Applications have quickly become complex webs of interconnected microservices. Failures in the API calls between microservices grow more common and far more dastardly – wreaking havoc throughout applications in unforeseen ways. Accidents and errors can happen even with the most brilliant engineers and most controlled environments in the world. Unfortunately, this means that outright elimination of API call failures is not an option. Instead, we have to prepare our applications for failure, and this is where event-driven architecture comes into play.
If you’ve worked with or researched microservices in the last decade, chances are you’ve heard of and probably implemented event-driven architecture. The pattern has become extraordinarily popular amongst cloud-native and distributed teams in recent years as it solves some very real problems with fault tolerance, availability, and coupling of microservices. Instead of communicating directly with one another through API calls, services publish and subscribe to events. In doing so, both the publisher and subscriber can exist and perform their work regardless of the other’s availability, thus achieving the fault tolerance needed for the application to support a growing number of users.
This all sounds like a nice silver bullet on the surface, but what even is an event, and do you leverage event-driven design in an application? In this article, I’ll discuss the different uses of events, the various technologies and practices that can broker events, and the risks involved with event-driven architecture. I’ll even debunk a few myths about event-driven design to boot!
Events are used to communicate with other applications and services – it’s that simple. There’s a lot of thought that can go into which events you publish, who subscribes to them, and what contents go inside the event, but none of that matters when it comes to describing what an event is and what it can be used for. What matters is whether or not your event needs a response. Is your event just miscellaneous information that you’re making available for other applications to do whatever they want with, or are you using your event to request additional information from a peer app or service?
For those of you who still watch live TV, you’re probably aware of the fact that others can tune into and out of the same channel as you at the same time, and they’ll see the same content you do. In fact, the content doesn’t change, no matter how many people tune in or out of the channel. Whether a hundred or a million people are watching, your favorite sportscaster is still going to be saying the same thing to everyone who tunes in.
Broadcast application events work the same way as broadcast media – the event gets published by a single entity but can be received by unlimited subscribers. Since the publisher isn’t expecting any kind of response from subscribers, they can continue their broadcast regardless of the number of viewers on the other end.
Broadcast events play a critical role in distributed applications, especially for core services like identity management and payments services. These services use events to communicate with the rest of the application whenever actions are taken, or important state changes are made. A reporting service may want to forecast new financial projections whenever payments are processed, or a shipping service may wish to change delivery targets whenever a user updates their primary residence. The identity and payments services don’t care what others do with the information, but they know that other services may want to tune in for updates to act on critical information for themselves.
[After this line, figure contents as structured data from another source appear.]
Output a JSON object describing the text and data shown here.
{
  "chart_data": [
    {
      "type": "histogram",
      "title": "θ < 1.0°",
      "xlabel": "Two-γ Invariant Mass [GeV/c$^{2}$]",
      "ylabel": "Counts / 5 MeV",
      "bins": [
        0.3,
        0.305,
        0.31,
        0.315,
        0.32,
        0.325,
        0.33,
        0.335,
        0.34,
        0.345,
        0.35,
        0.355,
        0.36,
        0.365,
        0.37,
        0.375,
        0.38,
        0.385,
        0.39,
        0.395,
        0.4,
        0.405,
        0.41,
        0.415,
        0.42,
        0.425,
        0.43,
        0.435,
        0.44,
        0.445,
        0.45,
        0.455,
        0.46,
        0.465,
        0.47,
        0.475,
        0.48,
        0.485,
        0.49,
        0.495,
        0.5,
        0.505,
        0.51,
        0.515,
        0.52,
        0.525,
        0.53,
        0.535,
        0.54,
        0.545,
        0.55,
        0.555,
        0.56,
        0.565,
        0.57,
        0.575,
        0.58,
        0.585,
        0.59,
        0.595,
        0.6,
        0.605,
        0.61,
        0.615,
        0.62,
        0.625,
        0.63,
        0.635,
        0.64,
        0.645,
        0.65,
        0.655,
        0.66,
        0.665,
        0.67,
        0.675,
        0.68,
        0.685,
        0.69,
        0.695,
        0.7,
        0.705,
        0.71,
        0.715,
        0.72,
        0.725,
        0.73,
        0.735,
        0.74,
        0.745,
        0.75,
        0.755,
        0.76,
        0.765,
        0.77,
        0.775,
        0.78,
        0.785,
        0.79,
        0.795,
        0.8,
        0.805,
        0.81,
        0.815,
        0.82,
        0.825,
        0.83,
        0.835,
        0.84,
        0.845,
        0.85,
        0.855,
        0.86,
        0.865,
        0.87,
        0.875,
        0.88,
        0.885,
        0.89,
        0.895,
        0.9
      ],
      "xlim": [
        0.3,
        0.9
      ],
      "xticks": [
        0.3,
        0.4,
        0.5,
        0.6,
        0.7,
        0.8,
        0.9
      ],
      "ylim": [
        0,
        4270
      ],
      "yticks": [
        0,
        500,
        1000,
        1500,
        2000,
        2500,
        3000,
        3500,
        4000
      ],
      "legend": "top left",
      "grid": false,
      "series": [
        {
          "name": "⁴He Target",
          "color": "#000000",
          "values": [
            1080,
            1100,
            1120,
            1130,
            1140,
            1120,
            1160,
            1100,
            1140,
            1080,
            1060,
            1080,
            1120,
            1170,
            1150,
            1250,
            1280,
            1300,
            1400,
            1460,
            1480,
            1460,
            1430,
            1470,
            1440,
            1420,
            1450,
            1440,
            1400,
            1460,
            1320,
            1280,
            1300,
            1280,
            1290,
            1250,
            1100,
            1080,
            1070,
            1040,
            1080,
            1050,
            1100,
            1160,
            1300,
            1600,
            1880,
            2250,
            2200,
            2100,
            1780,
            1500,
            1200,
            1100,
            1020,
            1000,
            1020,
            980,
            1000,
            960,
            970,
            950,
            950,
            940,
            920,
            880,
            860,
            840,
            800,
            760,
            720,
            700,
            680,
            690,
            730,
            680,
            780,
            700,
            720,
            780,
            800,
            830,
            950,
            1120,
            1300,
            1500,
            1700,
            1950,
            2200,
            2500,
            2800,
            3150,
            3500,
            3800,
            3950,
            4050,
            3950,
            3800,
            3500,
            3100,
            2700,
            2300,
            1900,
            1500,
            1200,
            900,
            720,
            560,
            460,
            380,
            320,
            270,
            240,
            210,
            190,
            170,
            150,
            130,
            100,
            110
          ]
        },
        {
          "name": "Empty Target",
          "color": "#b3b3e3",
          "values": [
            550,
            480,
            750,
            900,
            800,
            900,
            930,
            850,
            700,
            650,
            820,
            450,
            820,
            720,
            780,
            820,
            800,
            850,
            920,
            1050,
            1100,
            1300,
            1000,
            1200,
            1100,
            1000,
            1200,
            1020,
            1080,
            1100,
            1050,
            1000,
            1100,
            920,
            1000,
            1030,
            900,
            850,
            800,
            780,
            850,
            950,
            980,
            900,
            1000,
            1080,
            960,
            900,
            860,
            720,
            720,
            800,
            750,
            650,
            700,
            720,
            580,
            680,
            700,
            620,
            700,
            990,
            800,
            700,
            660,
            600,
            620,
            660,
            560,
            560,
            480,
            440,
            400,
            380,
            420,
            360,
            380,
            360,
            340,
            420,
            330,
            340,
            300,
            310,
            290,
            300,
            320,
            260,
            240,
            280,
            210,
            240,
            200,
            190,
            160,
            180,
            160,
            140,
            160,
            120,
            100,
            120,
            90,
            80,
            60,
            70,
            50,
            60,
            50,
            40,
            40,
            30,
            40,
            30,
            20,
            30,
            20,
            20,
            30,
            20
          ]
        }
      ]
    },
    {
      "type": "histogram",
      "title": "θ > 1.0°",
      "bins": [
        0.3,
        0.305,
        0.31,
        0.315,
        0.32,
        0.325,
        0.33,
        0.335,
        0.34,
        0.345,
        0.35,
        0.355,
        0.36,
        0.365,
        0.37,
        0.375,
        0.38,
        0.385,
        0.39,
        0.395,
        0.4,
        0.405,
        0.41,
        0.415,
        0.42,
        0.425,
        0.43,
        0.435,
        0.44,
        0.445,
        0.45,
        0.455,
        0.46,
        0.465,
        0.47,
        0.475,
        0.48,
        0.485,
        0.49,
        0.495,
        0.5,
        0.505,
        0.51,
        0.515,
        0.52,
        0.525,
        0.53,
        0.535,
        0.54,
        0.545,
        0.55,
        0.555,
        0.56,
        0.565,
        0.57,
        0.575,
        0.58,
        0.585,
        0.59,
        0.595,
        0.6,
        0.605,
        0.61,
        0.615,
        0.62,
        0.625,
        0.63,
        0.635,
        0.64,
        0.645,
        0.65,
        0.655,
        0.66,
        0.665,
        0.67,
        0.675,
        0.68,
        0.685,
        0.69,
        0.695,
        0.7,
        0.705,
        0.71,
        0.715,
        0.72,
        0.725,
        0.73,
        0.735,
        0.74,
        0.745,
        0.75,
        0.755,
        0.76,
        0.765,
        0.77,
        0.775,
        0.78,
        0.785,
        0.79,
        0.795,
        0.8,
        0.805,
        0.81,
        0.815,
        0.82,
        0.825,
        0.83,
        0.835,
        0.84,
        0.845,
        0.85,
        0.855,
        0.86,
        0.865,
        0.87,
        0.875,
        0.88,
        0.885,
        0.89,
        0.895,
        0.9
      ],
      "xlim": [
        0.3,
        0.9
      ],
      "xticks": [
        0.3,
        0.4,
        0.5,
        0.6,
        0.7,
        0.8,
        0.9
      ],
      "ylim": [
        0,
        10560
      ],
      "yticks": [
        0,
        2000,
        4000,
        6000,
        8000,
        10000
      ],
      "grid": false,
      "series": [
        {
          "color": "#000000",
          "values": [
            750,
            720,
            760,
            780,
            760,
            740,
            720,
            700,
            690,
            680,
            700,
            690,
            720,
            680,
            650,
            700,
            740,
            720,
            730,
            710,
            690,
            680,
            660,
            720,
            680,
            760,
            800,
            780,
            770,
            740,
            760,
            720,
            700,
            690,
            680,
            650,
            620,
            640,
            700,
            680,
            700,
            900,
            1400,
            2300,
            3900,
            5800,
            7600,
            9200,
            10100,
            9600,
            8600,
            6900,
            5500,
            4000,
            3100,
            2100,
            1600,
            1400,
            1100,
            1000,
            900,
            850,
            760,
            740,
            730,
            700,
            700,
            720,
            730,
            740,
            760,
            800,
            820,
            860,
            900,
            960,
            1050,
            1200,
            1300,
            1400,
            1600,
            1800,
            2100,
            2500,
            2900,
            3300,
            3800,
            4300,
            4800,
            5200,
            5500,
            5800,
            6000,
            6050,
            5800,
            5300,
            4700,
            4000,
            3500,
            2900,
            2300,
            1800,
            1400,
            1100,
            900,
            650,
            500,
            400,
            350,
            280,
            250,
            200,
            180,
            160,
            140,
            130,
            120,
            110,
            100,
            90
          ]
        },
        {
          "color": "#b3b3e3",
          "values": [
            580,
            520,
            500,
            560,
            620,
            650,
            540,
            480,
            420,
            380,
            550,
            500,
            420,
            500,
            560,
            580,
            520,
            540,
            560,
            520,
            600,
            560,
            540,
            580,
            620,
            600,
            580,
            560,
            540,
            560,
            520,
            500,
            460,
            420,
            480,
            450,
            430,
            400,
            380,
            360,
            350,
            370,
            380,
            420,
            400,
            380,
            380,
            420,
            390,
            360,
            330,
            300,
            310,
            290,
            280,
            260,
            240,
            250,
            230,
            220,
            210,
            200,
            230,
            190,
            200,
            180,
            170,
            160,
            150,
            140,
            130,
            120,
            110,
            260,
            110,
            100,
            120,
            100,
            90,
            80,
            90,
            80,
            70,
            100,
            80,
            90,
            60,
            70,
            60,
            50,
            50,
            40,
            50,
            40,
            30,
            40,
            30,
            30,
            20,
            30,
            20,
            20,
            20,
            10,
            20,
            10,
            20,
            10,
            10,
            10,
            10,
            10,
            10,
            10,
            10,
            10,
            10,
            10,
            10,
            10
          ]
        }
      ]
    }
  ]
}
Broadcast events are great when we don’t care who the subscribers are or what they intend to do with the event information, but they don’t help us make regular API calls more fault-tolerant, as described earlier. Many direct API calls not only know which service it is being made to, but the response from the service they are connecting to is of great importance. Maybe we need to check the identity service to make sure the user has 2FA enabled before they can wire money, or maybe we need to query the product catalog for the latest prices before adding an item to the shopping cart. These are pervasive and intuitive thoughts and workflows for developers and applications, but how would a developer go about instrumenting this flow using event-driven architecture?
The answer lies with Command Query Responsibility Segregation (CQRS) – a pattern involving the separation of workflows and data structures for reading and writing information respectively. Instead of relying on a single event, which is limited to sharing information from publisher to subscriber, developers would use two events to replicate their API calls using event-driven design: one for the upstream service to trigger an action and another for the downstream service to respond. As long as the downstream knows the name of the action event and the upstream knows the name of the response event, they can subscribe to each other to fulfill the bi-directional request.
This action/response event style has become increasingly popular in recent years. It allows developers to replace API call flows with near-identical event-driven flows, but swapping to events outright comes with its own set of hurdles. With direct API calls, developers get to store application state in memory while they await a response from the downstream API. Events, on the other hand, require state to be stored and accessible in a more persistent manner. With events, there’s no guarantee that the same instance that published the action event will receive the response event. As a result, event-driven architectures often demand more thought around session management and persistence to maintain state between action/response events.
We’ve talked a lot about how events make applications fault-tolerant since they don’t have to wait for subscribers, but how does that functionally work? What magic is it that allows these events to “complete” even when the subscribers are down or otherwise unavailable? The answer is surprisingly simple – events get stored in a database.
Yes, you really can store your events in just about anything that can persist the events. It’s the fact that the events are persisted that enables fault-tolerance. If a subscriber isn’t ready for the event just yet, either because it's busy handling another event or it crashed, the event remains in the database until the subscriber comes back up.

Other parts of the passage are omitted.